When its windy, well for example during our shooting session, 30 yards off the muzzle we had an updraft of around 20-25 mph from our right up at around a 45 degree angle from the lip of the rim we were shooting off from. Then from around 200 to 800 yards, we were dealing with a 15-18 mph wind from our 10:00.
At around 1000 to 1300 yards, there was a roughly 10-15 mph wind from our 7:00 position. THen from around 1300 to the farthest target at 1620 yards, there was a 10 to 15 mph down draft. TO say judging these conditions is difficult is an understatement. That is why generally this is not our preferred shooting area when its windy. That said, Jim did very well, he dialed in the corrections perfectly and shot very well in spite of the very bity wind.
While I was unpacking the gongs I noticed a slight dent on the cross bar dead center above the two impacts on the gong. That was the second shot Jim referred to that missed the gong. CTC, the three shots went into 12.5". Roughly 3/4 moa with two of them landing in a very tight 3.1" ctc pair!!! I am sure the high shot was simply shift in wind, probably the updrafts we were playing with. It does not take all that much change this close to the muzzle to effect the bullet impact 12" at 1620 yards.
All in all, with a rifle that I have not fine tuned the drop chart yet for, I think you did very well, extremely well considering the conditions. If it had been calm, you would obviously gotten board ringing that gong. Well, not board but it would not have been difficult for you.
As far as the 300 AX with the 200 gr Accubond, we were just shooting in conditions more then that bullet could handle at these ranges. It was fun to shoot however.
Anyway, we will do this again when it warms up a bit more and the wind dies down. THen we will push well past 2000 yards and you will suprise yourself again at how well you will be able to shoot at these ranges.
Again, good shooting, and it was a pleasure to spend the morning with you.
Allen Precision Shooting
Home of the Allen Magnum, Allen Xpress and Allen Tactical Wildcats and the Painkiller Muzzle brakes.

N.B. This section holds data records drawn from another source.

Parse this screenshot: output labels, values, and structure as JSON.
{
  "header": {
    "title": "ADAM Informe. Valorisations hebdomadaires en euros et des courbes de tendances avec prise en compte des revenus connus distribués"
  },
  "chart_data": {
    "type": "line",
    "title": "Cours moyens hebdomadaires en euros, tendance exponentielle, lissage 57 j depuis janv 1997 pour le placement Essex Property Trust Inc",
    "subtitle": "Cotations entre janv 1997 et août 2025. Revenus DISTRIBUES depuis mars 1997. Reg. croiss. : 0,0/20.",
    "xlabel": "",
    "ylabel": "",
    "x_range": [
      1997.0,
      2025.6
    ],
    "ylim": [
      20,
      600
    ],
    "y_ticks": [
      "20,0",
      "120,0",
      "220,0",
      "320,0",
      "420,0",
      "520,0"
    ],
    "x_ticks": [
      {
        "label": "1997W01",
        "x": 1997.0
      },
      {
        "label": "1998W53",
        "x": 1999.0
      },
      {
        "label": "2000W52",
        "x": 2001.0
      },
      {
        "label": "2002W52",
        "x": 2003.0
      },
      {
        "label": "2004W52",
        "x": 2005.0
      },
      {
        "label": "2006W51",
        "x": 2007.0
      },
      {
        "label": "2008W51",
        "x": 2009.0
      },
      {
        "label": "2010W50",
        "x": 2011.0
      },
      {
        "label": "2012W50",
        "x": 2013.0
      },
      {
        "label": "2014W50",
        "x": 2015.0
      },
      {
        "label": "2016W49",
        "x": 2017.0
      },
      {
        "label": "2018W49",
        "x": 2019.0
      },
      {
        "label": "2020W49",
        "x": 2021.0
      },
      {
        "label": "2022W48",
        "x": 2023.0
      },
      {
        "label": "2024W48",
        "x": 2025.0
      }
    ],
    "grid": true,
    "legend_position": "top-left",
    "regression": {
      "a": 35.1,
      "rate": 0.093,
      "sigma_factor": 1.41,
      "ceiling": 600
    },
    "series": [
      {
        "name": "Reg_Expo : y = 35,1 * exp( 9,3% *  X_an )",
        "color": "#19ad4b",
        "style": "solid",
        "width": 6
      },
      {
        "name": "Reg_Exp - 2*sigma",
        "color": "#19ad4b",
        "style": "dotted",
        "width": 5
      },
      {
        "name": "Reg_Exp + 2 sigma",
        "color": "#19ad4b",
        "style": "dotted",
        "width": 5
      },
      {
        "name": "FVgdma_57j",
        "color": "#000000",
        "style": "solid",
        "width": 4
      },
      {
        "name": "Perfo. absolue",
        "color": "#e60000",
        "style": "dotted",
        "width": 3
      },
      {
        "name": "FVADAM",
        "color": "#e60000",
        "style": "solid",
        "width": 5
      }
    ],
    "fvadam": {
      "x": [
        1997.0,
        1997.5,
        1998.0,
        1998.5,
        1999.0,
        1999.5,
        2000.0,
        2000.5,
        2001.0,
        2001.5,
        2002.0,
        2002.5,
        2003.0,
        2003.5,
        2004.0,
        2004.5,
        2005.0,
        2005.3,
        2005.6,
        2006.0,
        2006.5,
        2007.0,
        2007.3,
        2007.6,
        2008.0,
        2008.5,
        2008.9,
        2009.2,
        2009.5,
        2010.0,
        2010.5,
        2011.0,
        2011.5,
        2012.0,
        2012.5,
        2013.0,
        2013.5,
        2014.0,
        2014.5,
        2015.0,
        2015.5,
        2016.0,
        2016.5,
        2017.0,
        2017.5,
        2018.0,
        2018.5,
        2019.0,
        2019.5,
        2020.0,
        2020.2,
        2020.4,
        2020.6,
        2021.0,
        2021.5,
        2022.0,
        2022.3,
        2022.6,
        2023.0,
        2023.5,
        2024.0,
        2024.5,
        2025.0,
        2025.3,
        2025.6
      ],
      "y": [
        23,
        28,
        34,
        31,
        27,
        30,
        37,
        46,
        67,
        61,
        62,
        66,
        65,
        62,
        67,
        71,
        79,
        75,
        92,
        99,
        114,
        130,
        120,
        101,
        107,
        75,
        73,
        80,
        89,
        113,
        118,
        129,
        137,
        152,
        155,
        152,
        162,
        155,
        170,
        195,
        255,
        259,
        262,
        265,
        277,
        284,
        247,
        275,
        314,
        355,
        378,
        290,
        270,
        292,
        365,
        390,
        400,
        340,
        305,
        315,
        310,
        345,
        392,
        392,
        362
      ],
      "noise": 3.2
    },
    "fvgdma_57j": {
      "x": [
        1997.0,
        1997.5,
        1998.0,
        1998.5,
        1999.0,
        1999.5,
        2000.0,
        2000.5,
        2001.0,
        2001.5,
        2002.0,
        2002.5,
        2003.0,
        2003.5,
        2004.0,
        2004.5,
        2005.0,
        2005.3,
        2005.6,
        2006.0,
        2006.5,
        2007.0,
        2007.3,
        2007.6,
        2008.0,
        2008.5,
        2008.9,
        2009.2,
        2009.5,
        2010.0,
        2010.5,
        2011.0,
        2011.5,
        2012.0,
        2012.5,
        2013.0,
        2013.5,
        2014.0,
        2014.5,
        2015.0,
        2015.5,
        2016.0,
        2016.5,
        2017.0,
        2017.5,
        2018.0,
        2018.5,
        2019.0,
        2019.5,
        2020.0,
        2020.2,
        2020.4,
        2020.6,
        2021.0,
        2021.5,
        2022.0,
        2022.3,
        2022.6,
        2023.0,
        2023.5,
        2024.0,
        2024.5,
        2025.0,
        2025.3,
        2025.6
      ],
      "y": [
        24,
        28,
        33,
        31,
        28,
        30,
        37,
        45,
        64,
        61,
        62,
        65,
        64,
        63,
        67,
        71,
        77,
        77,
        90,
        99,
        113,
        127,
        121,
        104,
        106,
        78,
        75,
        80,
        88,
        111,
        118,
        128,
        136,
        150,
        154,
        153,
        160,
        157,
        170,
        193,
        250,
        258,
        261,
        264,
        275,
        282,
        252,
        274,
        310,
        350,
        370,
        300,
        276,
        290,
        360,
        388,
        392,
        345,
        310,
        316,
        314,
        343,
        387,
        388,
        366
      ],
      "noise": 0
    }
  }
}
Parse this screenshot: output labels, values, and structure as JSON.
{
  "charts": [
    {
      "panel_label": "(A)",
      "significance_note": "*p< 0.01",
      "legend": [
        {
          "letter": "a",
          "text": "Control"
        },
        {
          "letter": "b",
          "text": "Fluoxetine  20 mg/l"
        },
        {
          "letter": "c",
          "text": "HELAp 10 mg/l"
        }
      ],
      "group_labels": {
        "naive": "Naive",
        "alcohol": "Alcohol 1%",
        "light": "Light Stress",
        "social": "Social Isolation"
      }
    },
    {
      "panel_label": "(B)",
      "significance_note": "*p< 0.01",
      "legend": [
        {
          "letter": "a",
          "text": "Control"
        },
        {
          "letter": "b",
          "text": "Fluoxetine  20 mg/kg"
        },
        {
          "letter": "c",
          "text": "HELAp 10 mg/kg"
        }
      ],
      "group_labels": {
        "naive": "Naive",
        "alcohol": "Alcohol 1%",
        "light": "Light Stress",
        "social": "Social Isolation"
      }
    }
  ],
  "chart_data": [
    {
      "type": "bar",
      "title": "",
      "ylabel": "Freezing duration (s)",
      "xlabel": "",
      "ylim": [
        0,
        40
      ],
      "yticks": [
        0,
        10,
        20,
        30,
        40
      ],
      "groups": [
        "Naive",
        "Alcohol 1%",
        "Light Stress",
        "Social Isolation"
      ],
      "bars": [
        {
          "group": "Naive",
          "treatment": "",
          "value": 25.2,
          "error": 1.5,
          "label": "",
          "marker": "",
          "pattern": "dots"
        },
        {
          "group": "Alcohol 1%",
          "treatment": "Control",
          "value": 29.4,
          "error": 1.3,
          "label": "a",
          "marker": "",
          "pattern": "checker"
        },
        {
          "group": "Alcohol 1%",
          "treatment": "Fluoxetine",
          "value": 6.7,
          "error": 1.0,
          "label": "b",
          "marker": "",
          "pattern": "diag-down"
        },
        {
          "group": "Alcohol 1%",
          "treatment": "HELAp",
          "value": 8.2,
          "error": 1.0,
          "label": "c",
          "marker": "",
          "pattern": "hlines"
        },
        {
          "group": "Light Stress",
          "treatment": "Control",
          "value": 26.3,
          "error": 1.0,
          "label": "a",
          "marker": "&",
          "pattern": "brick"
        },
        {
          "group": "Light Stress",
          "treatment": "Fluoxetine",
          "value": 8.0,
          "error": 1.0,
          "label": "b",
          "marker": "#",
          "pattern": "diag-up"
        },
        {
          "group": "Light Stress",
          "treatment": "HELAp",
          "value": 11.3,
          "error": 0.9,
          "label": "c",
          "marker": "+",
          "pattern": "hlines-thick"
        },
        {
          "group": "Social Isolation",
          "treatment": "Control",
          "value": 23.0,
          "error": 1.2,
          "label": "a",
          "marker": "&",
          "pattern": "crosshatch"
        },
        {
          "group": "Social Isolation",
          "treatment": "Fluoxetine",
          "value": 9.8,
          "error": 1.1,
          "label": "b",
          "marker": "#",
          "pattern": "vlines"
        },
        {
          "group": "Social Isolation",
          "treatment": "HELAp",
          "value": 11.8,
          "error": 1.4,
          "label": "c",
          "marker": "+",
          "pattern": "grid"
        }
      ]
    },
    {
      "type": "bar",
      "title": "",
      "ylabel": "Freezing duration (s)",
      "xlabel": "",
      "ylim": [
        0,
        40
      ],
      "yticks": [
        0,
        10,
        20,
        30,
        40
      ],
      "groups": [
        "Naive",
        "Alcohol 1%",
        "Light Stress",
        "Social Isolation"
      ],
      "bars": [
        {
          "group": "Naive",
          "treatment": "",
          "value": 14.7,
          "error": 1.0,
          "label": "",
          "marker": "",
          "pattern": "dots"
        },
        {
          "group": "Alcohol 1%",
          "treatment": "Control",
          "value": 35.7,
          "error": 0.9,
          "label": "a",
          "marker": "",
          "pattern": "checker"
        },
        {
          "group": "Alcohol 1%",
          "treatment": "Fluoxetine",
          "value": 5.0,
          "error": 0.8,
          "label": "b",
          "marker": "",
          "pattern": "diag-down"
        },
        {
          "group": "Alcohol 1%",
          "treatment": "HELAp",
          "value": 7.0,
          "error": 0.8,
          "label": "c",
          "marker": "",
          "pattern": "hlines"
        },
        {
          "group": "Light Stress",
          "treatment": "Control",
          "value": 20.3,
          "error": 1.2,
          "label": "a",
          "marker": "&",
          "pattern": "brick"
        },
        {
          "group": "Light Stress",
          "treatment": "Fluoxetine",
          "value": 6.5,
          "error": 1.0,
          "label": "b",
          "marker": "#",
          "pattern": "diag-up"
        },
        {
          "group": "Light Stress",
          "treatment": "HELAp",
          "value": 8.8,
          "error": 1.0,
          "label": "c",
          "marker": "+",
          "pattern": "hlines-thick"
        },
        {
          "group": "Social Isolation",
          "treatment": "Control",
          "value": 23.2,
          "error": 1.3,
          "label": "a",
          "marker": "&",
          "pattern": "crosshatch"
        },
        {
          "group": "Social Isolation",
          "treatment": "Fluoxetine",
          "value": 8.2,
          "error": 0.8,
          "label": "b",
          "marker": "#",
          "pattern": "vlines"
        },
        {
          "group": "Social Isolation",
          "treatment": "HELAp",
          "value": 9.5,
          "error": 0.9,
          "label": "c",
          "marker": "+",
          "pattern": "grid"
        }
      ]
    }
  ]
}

Thanks again, I am still on cloud nine! Like ss7mm said, you have a method, and now I'm schemeing. Let's see, if I cut down the amount of milk and eggs we use, quit driving, and stop taking my meds, how long will it take to save enough ........... Oh well, I'll just have to wait until we get a nicer day to fuel that fever some more. Thanks again for a morning of shooting I wont soon forget.